From soil bacteria to sperm swimming in the fallopian tubes, microorganisms are often found to swim within confined environments. What is the effect of confinement on their flow fields? In a new paper, recently published in Physical Review Letters, we combine experiment and modelling to show that -contrary to expectations- the variety of microbial flow fields is greatly increased under confinement. This can in turn have have qualitative effects on both the biology (e.g., feeding currents) and the physics (e.g., collective behaviour) of microorganisms in confinement. This work was done in collaboration with Raphael Jeanneret and Mitya Pushkin.
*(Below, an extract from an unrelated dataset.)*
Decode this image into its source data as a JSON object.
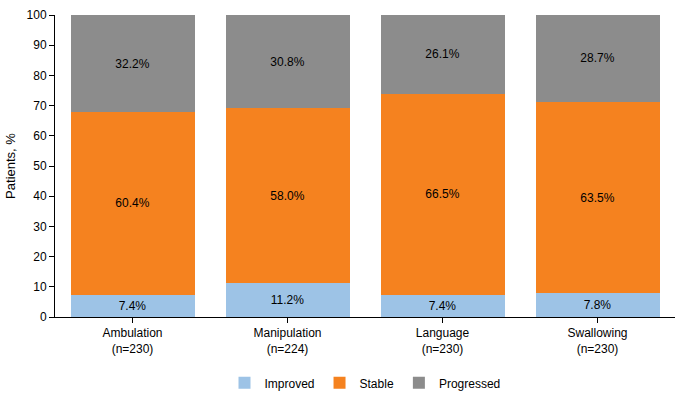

We recently helped some background bits and bobs for a perspective article in SPIE on the use of light to steer microrobots and microorganisms. You can read the full article here.
A PDRA position is open in the group to work on a Leverhulme Trust-funded project on the link between light, motility and photosynthesis in microalgae. Apply here if interested, and/or contact Marco to know more!
Many swimming microorganisms respond to light stimuli. Can we then use light to change the behaviour of a whole population and “order” the suspension to mix itself? Discover it in our new work, just accepted for publication in Physical Review Letters. A collaboration with our friends at IMEDEA (Link to be added asap. In the meantime you can access the Arxiv version).
Great news! On Friday Richard has successfully defended his PhD thesis 🙂 We were all very happy and wish Richard all the best in his future postdoc at Tufts! A couple of papers from his thesis work on micromonas will be submitted later this year 🙂
Currently seeking a PhD student (UK/EU) and a PDRA (any nationality) to work on an exciting new international and interdisciplinary project exploring the link between light-induced motility and photosynthesis in microalgae.
The project is generously funded by The Leverhulme Trust, and is a collaboration with Idan Tuval (IMEDEA, Mallorca Spain) and Dimitris Petroutsos (CEA, Grenoble France). It will involve extensive travelling between the partners (all costs covered)!
Apply here or here for the PhD, and here for the PDRA. Starting date Sept 2019 (potentially flexibility). Project duration 3.5y.
For more informations, feel free to contact Marco.
Great news! Richard has been offered a postdoctoral position by Jeff Guasto at the Department of Mechanical Engineering at Tufts University! Well done Richard!